Bereft of her father, Lauren (Lily Collins) is left in the unenviable position of smiling to a lawyer who siphons the family fortune to her brother. What her father has left her is an envelope, sealed with the promise that she can discuss the contents with no one else. Instructed by a video to search for her treasure, Lauren comes face to face with Morgan (Simon Pegg), a garrulous, gaunt prisoner trapped by her father’s hands.
This is Pegg’s creative acme as an actor. Past projects with Edgar Wright, namely Shaun of The Dead (2004) and The World’s End (2013), showcased a passion for horror, but this is a different beast still. Pegg, best known for his chirpily buoyant performances, is relishing the chance to play foe over friend. He’s almost unrecognisable in appearance, masked by a troubled, tousled hair-lines. Marking his prey with contemptible gaze, Morgan looks at Lauren, not with Hannibal Lecter’s arch adulation, but guttural, unkempt hatred. We’ve become accustomed to comedy actors switching to darker genres, but this is a bloodied, even shocking, transformation from Pegg.
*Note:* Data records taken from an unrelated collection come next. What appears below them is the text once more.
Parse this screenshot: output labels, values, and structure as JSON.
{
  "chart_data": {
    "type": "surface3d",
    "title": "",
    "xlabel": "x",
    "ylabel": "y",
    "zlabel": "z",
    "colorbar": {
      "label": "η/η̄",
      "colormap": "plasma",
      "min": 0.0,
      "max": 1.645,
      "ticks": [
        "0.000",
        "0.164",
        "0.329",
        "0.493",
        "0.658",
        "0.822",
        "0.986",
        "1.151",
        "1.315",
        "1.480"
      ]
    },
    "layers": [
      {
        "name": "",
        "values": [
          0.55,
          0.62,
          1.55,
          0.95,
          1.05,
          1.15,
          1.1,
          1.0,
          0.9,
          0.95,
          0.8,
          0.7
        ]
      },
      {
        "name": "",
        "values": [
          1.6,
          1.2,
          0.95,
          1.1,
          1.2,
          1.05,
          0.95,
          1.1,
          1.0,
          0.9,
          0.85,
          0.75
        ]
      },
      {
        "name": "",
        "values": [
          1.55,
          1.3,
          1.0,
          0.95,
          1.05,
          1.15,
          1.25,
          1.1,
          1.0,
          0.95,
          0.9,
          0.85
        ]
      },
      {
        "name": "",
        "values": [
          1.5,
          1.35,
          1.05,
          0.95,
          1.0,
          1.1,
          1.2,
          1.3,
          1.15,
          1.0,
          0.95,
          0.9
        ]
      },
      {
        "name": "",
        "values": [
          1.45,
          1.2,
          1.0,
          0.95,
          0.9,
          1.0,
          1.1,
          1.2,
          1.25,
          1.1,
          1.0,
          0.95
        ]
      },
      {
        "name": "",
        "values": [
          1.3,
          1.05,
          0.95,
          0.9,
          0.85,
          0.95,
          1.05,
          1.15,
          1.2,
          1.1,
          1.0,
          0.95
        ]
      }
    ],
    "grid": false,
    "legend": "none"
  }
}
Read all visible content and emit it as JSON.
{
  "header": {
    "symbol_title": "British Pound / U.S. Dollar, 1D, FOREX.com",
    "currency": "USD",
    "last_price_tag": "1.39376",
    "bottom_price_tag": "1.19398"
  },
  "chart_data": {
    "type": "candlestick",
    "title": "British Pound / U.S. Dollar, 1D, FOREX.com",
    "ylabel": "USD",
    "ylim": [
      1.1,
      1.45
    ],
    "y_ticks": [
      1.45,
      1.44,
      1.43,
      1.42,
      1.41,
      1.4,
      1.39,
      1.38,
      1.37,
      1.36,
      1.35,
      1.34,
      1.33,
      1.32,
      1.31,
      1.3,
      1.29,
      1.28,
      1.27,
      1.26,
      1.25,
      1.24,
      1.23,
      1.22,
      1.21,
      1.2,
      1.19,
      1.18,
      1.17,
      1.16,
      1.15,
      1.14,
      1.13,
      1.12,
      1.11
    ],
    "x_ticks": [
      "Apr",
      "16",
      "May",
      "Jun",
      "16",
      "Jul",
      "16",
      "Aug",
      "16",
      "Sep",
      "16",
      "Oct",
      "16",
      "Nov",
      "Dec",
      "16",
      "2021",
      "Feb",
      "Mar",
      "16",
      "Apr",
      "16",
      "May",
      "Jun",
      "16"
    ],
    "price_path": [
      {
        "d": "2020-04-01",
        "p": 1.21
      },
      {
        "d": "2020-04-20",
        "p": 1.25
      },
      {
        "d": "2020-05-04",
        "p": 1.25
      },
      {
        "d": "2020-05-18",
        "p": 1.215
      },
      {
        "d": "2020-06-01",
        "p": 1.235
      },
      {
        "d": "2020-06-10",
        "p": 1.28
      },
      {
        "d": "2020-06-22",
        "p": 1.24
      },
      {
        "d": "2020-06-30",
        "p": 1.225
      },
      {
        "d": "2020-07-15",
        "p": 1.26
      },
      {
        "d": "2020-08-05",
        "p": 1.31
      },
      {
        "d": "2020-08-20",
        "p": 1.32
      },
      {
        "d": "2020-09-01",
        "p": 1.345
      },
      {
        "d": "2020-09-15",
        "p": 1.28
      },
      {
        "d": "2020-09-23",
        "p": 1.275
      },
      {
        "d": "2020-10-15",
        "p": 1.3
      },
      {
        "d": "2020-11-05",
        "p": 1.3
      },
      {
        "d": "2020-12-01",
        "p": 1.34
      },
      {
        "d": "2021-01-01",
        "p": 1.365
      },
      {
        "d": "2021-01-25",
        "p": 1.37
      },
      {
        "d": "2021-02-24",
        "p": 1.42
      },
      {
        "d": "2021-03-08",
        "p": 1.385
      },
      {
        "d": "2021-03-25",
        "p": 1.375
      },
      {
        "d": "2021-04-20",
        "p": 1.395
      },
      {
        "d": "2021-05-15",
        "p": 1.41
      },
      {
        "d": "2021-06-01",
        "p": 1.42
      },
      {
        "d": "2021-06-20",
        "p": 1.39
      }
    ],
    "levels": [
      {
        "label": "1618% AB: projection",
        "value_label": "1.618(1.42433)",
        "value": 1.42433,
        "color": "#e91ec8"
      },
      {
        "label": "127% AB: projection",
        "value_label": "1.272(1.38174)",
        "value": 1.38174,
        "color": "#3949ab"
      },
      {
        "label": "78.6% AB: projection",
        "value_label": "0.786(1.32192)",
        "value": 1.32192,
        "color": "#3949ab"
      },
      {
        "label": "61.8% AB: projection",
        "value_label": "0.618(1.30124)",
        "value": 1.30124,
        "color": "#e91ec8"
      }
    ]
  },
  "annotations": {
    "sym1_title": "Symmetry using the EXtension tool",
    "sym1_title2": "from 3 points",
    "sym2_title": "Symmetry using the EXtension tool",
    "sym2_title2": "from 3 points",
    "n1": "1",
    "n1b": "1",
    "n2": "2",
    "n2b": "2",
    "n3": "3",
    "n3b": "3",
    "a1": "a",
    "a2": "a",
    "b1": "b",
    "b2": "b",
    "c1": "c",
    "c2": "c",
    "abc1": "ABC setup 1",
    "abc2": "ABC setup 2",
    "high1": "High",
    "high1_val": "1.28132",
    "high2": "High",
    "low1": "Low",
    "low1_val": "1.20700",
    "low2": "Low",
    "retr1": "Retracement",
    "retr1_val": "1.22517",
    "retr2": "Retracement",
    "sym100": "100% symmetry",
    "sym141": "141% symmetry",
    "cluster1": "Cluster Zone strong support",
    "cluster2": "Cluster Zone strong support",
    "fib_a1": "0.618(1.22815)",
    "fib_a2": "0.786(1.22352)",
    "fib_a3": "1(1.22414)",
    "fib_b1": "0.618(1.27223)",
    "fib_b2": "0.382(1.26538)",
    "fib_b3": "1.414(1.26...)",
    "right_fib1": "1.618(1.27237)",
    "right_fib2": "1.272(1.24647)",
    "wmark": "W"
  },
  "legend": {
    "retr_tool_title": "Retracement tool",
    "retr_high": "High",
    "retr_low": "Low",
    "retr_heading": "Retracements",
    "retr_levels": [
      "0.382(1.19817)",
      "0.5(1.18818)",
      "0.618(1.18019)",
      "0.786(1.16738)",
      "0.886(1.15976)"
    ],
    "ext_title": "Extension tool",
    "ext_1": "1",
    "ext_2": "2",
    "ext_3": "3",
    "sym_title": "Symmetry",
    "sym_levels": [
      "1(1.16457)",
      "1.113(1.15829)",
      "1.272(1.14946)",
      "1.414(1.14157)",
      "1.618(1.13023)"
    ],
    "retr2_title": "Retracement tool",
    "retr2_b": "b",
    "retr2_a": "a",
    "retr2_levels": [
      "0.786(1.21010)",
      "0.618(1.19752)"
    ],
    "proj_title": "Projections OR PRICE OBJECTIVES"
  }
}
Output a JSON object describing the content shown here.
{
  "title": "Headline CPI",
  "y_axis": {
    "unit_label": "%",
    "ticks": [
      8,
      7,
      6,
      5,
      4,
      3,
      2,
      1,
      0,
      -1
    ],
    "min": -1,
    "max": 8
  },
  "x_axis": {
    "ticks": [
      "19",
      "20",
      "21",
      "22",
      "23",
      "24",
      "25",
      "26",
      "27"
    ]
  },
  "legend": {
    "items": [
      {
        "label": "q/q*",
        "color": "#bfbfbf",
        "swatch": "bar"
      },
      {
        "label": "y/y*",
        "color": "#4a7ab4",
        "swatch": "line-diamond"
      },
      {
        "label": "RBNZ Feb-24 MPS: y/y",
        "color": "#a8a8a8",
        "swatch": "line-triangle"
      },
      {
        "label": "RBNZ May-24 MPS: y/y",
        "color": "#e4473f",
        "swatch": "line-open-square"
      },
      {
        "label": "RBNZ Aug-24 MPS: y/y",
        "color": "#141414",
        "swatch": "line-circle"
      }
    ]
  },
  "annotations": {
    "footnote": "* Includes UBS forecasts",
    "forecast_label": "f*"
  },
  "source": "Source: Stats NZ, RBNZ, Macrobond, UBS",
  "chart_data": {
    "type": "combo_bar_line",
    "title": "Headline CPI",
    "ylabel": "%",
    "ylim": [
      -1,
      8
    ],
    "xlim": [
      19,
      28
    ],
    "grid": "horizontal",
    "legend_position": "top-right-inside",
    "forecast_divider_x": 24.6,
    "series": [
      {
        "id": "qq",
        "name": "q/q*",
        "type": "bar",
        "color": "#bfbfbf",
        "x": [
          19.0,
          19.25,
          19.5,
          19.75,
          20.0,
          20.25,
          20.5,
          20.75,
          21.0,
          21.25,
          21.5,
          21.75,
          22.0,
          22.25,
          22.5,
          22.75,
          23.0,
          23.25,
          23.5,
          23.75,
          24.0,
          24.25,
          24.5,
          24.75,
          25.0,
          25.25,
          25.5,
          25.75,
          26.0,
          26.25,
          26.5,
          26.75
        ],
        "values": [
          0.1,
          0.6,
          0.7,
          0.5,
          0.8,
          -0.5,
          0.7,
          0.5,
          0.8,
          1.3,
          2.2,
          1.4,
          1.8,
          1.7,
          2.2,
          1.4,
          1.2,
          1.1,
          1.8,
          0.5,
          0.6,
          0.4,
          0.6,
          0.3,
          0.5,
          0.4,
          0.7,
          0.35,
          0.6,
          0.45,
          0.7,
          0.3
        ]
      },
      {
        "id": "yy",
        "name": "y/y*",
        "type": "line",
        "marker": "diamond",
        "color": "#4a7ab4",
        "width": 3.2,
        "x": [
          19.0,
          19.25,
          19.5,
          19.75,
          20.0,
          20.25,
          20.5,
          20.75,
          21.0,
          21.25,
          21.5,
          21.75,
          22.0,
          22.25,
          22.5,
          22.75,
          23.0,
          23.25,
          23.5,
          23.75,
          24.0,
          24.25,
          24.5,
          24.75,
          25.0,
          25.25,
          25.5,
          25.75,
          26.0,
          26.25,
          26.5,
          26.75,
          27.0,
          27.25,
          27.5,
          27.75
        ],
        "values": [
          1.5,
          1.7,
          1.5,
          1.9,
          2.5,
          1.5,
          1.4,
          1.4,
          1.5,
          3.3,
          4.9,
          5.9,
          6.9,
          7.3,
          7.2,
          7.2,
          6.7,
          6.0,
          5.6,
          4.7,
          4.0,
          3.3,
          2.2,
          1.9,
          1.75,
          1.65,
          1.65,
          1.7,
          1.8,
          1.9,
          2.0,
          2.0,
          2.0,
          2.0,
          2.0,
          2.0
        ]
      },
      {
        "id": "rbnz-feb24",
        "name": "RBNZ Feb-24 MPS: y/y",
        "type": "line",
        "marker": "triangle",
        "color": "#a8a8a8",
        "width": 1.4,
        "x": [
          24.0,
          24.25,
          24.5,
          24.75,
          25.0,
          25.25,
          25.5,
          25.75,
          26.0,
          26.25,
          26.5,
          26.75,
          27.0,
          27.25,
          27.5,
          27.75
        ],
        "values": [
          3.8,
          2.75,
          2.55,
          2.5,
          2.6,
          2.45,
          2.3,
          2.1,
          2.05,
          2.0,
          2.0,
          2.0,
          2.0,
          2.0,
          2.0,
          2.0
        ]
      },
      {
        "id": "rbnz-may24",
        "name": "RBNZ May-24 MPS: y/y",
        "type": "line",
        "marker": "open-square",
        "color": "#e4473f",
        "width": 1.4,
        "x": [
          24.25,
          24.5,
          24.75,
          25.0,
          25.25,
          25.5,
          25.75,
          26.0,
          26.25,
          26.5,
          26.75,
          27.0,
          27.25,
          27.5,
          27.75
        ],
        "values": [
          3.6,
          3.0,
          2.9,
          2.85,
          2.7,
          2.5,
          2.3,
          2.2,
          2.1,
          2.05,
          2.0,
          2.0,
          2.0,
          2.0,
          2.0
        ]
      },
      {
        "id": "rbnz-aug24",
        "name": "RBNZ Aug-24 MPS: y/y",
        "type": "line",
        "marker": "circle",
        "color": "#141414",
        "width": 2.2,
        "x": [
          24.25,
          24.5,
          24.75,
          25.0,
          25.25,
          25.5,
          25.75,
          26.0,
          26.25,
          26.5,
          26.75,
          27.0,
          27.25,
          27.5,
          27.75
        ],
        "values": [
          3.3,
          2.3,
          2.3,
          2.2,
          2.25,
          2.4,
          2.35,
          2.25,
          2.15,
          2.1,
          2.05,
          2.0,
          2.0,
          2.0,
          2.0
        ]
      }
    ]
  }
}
More than that, he’s the ghoul that shakes Lauren’s family to their rancid core. Shackled to his chains, Morgan spits out the many times her father acted with the economy of murder over the economy of finance. Lauren’s mother (Connie Nielsen), remembers the prisoner as one who nearly brought ruin to her marriage, before a revelation, too shocking to include in print, brings Lauren to question her supposed heritage.
Beneath these trappings, Lauren finds herself growing more powerful in the wake of great evil. It probably wouldn’t pass the Bechdel test – any conversations between female characters concerns Lauren’s father or prisoner – but Collins provides a steely, even vital, performance from the proceedings. Marrying conversations to chess pieces, the film moves like a board game, though the rampant, rigid killings might upset certain audience members. Some of the violence levelled at Lauren is uncalled for, even in a horror movie.
Instead, the film calls to attention Pegg’s acting. Take, for instance, the scene in which he finds himself, for the first time in three decades, a free man. Dressed in silver, sartorial evening wear, Morgan breathes in the chilly, cracked evening sky. In it’s own artful way, the scene symbolises Pegg’s performance: it’s a breath of fresh air.
Inheritance is on DVD and Digital on Monday, July 6th.